Les larmes ne cessaient de couler le long de ses joues. Elle devait être terriblement affreuse.

Elle mit une bonne dizaine de minutes avant de se calmer. Dunlá l'incita à boire un verre d'eau et essuya ses larmes avec un mouchoir.

« Je suis désolée, murmura-t-elle d'une voix enrouée.

–Tout va bien, ne t'inquiète pas. »

Dunlá replaça ses cheveux derrière ses oreilles et reprit son verre vide. Elle gardait le regard rivé sur le sol.

« Est-ce que tu m'autorises à t'ausculter ? »

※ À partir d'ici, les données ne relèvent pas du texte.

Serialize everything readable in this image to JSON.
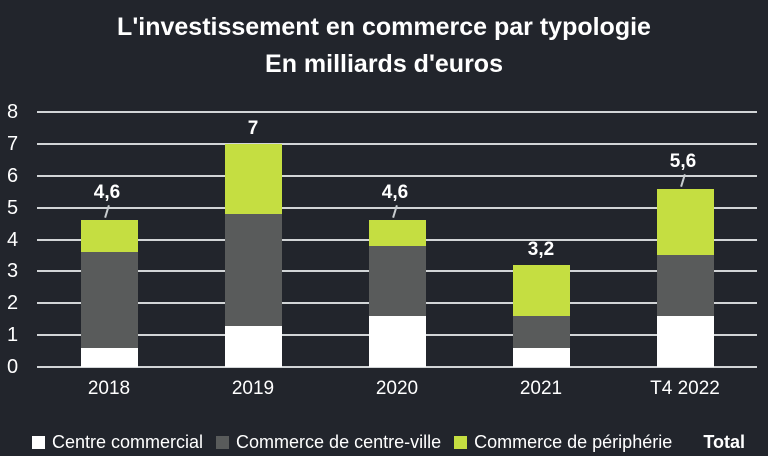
{
  "chart_data": {
    "type": "bar",
    "variant": "stacked",
    "title": "L'investissement en commerce par typologie",
    "subtitle": "En milliards d'euros",
    "categories": [
      "2018",
      "2019",
      "2020",
      "2021",
      "T4 2022"
    ],
    "series": [
      {
        "name": "Centre commercial",
        "color": "#ffffff",
        "values": [
          0.6,
          1.3,
          1.6,
          0.6,
          1.6
        ]
      },
      {
        "name": "Commerce de centre-ville",
        "color": "#595b5b",
        "values": [
          3.0,
          3.5,
          2.2,
          1.0,
          1.9
        ]
      },
      {
        "name": "Commerce de périphérie",
        "color": "#c5de41",
        "values": [
          1.0,
          2.2,
          0.8,
          1.6,
          2.1
        ]
      }
    ],
    "totals": [
      4.6,
      7,
      4.6,
      3.2,
      5.6
    ],
    "total_labels": [
      "4,6",
      "7",
      "4,6",
      "3,2",
      "5,6"
    ],
    "total_label_callout": [
      true,
      false,
      true,
      false,
      true
    ],
    "ylim": [
      0,
      8
    ],
    "ytick_step": 1,
    "yticks": [
      "0",
      "1",
      "2",
      "3",
      "4",
      "5",
      "6",
      "7",
      "8"
    ],
    "grid": "horizontal",
    "legend": {
      "position": "bottom",
      "total_label": "Total"
    },
    "colors": {
      "background": "#22252c",
      "gridline": "#d2d5d7",
      "text": "#ffffff"
    }
  }
}
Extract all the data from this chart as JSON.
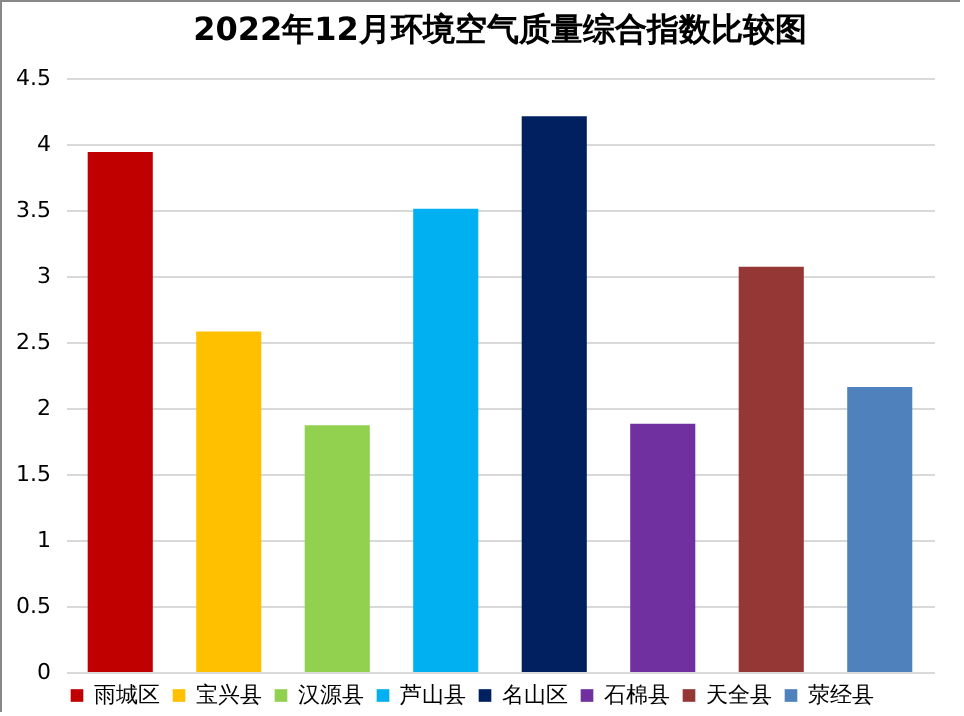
{
  "chart_data": {
    "type": "bar",
    "title": "2022年12月环境空气质量综合指数比较图",
    "categories": [
      null,
      null,
      null,
      null,
      null,
      null,
      null,
      null
    ],
    "series": [
      {
        "name": "雨城区",
        "color": "#c00000",
        "values": [
          3.94,
          null,
          null,
          null,
          null,
          null,
          null,
          null
        ]
      },
      {
        "name": "宝兴县",
        "color": "#ffc000",
        "values": [
          null,
          2.58,
          null,
          null,
          null,
          null,
          null,
          null
        ]
      },
      {
        "name": "汉源县",
        "color": "#92d050",
        "values": [
          null,
          null,
          1.87,
          null,
          null,
          null,
          null,
          null
        ]
      },
      {
        "name": "芦山县",
        "color": "#00b0f0",
        "values": [
          null,
          null,
          null,
          3.51,
          null,
          null,
          null,
          null
        ]
      },
      {
        "name": "名山区",
        "color": "#002060",
        "values": [
          null,
          null,
          null,
          null,
          4.21,
          null,
          null,
          null
        ]
      },
      {
        "name": "石棉县",
        "color": "#7030a0",
        "values": [
          null,
          null,
          null,
          null,
          null,
          1.88,
          null,
          null
        ]
      },
      {
        "name": "天全县",
        "color": "#953735",
        "values": [
          null,
          null,
          null,
          null,
          null,
          null,
          3.07,
          null
        ]
      },
      {
        "name": "荥经县",
        "color": "#4f81bd",
        "values": [
          null,
          null,
          null,
          null,
          null,
          null,
          null,
          2.16
        ]
      }
    ],
    "stacked": true,
    "ylim": [
      0,
      4.5
    ],
    "yticks": [
      0,
      0.5,
      1,
      1.5,
      2,
      2.5,
      3,
      3.5,
      4,
      4.5
    ],
    "grid": "y",
    "legend": "bottom",
    "tick_labels": "y"
  }
}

Daphné acquiesça et leva finalement la tête vers la guérisseuse. Son amie se figea un instant en plongeant son regard dans le sien, les yeux grands ouverts.

« Tes yeux... ils sont... » Elle se racla la gorge pour se reprendre. « Il ont drastiquement changé de couleur, c'est... spécial. Est-ce que tu sais pourquoi ? »

Daphné eut un mouvement de recul lorsque Dunlá s'approcha pour l'examiner. Bien sûr qu'elle savait pourquoi. Elle était la réincarnation de l'une des plus grandes menaces pour l'humanité.

On frappa à la porte et la jeune femme comprit vaguement qu'il s'agissait des gardes du duc d'Orlimar souhaitant lui poser des questions. Karsten les renvoya d'où ils venaient avant de leur claquer la porte au nez.

Annabelle prit toutes les précautions du monde pour s'asseoir à côté de la mage et poser sa main sur son épaule en signe de soutien. Daphné laissait Dunlá l'ausculter, le regard perdu dans le vide, toujours en train de faire le tri dans ses souvenirs.